Jason Hall: Well, you had good reason. The business was really struggling with weak growth, high expenses. It did look like it was going to get to scale and survive on its own balance sheet. The only reason I didn't sell Andy is because I owned it in a retirement account, so there was no tax loss harvesting. I wanted to see how John Hendricks new business was going to play out. John Hendricks, of course, the founder of Discovery Channel, taking us back to our first story. The stock bottomed at $0.45 a share February last year. It's a 13 bagger since then. It's now part of the Russell 2000, and, Andy, it pays a dividend.
Andy Cross: How much of that is on the licensing deal?
Jason Hall: That's the thing that ties us back together. If you look, they have these five pillars of growth. The first pillar of growth is licensing content to tech companies to use the audio and video to train AI models.
Andy Cross: It's crazy. Jason, just today, we saw the British Film Institute put out a report that claimed that 130,000 titles had now been scraped for their AI purposes. Now they were worried and complaining about it for the institute, but that is going to be somewhat of a model, somehow of a business model for some of these content creators like perhaps, WBD.
Jason Hall: I think that's exactly right. It's a reminder that this technology is pervasive and the smart companies and the law of unintended consequences, right, Andy? Winners from technological disruption can come out of surprising places.

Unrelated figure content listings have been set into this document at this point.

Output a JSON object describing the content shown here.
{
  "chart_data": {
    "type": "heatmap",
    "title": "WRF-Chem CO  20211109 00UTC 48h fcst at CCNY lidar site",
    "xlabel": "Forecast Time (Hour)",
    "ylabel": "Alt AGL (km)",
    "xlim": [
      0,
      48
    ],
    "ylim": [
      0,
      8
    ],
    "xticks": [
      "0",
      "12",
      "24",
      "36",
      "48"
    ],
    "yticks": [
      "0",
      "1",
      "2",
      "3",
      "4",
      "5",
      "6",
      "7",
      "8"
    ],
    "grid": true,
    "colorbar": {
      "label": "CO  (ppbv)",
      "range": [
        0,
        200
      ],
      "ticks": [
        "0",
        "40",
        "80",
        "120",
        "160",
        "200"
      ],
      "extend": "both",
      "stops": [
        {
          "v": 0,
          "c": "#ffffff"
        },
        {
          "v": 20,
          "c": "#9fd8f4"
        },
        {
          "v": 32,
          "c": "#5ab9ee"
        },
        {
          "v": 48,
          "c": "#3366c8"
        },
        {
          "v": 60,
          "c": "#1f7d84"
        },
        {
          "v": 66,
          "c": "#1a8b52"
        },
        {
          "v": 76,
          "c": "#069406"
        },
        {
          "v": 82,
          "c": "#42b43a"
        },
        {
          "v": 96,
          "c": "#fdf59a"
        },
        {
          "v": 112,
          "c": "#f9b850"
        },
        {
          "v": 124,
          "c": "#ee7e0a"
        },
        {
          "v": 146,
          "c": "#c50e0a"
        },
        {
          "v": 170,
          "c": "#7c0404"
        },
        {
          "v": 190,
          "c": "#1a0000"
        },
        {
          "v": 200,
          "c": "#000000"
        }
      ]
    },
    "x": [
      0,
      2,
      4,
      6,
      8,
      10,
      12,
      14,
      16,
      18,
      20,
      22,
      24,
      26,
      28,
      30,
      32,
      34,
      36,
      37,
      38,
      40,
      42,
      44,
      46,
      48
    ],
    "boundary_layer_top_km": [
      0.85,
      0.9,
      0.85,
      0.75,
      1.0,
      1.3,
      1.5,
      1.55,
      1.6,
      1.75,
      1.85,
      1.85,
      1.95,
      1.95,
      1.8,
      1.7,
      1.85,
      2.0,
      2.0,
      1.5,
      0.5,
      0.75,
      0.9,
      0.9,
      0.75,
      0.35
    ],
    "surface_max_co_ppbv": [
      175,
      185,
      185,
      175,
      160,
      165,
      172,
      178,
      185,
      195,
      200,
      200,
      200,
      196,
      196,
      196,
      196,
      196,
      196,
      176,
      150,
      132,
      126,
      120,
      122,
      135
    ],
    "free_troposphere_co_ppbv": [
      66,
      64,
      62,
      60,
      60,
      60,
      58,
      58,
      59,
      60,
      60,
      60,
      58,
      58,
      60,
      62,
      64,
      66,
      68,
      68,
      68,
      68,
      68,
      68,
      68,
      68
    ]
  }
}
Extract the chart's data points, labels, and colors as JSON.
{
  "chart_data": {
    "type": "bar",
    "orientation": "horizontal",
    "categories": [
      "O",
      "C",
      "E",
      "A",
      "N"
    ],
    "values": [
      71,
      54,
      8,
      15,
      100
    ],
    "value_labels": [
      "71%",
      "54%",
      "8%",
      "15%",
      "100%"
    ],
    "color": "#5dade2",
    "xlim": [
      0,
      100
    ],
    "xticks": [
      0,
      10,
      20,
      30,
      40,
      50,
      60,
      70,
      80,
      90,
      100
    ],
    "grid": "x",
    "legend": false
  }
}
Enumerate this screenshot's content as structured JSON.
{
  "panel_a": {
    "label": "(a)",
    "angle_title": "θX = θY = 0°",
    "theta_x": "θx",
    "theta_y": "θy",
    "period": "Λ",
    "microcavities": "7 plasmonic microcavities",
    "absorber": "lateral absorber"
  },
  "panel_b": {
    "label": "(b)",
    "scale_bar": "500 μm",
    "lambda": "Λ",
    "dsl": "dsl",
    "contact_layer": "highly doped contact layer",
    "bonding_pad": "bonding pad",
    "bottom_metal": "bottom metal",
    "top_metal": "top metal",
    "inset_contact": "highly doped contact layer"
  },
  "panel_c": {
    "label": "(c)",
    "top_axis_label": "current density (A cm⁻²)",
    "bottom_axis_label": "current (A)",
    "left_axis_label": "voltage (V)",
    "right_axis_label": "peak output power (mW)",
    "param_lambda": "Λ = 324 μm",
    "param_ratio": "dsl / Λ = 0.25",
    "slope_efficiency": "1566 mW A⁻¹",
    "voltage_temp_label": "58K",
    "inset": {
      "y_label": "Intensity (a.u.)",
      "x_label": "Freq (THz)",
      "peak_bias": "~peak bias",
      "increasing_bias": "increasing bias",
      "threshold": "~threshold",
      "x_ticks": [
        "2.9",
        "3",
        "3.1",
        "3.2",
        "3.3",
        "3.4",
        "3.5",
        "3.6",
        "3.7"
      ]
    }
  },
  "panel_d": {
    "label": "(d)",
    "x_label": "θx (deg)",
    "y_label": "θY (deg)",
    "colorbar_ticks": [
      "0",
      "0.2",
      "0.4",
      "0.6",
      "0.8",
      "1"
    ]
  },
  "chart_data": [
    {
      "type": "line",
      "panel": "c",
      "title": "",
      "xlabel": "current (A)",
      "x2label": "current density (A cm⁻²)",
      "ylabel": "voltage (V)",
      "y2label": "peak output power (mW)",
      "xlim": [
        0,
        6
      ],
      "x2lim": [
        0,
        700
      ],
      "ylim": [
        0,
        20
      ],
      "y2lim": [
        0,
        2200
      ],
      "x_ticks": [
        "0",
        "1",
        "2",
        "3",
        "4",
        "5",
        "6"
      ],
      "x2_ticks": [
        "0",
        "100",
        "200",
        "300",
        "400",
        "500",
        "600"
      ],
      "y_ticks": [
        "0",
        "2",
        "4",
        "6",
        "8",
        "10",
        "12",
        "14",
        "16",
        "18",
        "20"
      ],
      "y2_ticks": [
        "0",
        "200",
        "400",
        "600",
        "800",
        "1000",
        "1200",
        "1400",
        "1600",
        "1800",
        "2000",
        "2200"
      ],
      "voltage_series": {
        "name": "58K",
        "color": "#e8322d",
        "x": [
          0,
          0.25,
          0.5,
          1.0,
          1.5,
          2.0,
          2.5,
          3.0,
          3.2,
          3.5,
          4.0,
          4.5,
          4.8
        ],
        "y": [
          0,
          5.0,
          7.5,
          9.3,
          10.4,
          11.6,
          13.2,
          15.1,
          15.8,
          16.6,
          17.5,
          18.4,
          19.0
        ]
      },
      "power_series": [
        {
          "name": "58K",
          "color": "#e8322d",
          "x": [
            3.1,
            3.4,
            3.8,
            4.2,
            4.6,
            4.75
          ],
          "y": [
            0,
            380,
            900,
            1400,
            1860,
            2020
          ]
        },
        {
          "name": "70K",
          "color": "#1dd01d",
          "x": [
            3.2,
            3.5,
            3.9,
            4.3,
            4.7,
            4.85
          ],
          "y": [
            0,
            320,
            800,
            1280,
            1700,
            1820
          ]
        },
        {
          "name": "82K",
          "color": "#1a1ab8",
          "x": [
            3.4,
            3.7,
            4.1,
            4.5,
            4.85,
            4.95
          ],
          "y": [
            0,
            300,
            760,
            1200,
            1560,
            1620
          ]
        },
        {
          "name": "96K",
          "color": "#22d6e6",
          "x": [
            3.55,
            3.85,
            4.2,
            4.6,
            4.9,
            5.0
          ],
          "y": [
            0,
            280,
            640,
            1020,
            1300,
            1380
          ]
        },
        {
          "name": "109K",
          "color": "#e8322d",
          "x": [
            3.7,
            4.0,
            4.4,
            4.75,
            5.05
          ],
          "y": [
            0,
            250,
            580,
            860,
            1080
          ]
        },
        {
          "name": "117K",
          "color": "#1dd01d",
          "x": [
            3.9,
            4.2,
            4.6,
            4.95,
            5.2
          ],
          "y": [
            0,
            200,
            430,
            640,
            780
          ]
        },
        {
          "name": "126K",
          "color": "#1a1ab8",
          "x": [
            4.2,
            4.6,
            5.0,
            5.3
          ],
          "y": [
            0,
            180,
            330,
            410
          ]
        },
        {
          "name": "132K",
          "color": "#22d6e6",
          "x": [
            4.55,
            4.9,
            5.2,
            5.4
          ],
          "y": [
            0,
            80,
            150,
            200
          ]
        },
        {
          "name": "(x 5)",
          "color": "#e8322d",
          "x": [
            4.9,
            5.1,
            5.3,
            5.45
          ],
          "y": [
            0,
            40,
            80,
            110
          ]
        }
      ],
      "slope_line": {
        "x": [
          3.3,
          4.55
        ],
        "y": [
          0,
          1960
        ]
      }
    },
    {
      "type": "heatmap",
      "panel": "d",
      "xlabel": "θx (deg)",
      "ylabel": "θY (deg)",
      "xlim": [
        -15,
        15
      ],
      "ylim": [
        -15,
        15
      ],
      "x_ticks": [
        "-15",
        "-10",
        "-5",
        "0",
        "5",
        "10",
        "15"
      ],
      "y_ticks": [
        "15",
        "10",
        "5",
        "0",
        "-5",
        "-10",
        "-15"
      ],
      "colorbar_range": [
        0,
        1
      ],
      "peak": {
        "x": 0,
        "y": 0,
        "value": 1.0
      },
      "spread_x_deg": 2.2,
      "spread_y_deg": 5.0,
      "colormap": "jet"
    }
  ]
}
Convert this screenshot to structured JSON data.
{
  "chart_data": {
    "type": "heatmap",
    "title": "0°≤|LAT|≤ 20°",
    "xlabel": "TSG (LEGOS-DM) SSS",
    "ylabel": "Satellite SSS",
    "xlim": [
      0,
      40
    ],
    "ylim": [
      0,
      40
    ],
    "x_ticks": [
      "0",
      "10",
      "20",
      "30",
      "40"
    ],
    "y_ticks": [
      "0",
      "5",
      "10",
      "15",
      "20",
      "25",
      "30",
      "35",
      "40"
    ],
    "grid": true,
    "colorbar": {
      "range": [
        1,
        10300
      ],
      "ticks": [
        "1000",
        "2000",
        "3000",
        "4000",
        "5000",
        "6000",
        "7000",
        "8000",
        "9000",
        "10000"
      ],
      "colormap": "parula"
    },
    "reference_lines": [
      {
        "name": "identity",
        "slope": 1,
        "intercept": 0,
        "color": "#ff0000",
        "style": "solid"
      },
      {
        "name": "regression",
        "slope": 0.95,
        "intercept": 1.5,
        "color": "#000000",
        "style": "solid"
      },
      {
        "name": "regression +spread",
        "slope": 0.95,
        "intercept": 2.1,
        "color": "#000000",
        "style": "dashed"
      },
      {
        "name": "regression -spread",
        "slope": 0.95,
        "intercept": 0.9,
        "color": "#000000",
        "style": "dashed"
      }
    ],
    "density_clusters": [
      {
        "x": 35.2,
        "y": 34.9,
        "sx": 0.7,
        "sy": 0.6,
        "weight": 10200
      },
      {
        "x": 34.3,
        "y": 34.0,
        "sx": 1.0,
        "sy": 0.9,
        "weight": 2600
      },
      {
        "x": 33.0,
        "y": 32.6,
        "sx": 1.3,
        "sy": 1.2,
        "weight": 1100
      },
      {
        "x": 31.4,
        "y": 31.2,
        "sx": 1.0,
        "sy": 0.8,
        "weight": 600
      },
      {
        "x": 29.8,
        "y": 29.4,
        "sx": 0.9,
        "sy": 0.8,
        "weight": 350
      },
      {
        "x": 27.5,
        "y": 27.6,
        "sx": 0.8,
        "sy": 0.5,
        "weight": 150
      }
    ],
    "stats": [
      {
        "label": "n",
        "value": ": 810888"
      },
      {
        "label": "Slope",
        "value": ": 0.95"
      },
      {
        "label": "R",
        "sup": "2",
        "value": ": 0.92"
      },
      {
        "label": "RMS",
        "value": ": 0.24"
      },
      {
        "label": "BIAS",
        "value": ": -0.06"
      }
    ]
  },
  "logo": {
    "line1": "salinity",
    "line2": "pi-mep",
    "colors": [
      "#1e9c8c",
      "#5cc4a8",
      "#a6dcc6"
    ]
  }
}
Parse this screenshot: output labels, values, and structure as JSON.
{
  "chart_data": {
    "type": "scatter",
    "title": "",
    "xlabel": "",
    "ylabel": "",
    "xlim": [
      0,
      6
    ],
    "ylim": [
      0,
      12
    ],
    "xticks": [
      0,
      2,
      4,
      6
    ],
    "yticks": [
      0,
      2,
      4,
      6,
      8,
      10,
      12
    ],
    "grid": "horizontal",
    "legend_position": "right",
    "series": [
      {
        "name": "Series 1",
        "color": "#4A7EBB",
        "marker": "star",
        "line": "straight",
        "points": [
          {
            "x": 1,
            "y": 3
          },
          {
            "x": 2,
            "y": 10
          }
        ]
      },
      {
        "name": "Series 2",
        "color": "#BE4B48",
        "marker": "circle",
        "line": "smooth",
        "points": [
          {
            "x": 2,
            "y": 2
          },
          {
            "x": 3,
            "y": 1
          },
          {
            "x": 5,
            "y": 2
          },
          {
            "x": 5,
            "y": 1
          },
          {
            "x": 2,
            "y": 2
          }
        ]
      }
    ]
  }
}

Andy Cross: Well, we'll see how it all unfolds. Thanks so much for joining me today, Jason.
Jason Hall: This was great. Good to be on. See you next time, Andy.
Andy Cross: That does it here for us at The Motley Fool. As always, people on the program may have interest in the stocks they talk about and the Motley Fool may have formal recommendations for or against, so don't buy stocks or sell stocks based solely on what you hear. All personal finance content follows Motley Fool editorial standards and is not approved by advertisers. Advertisements are sponsored content and provided for informational purposes only. To see our Fool advertising disclosure, please check out our show notes. For Jason Hall, our producer Dan Boyd, and the Motley Fool team, I'm Andy Cross. Thanks for listening and Fool-on.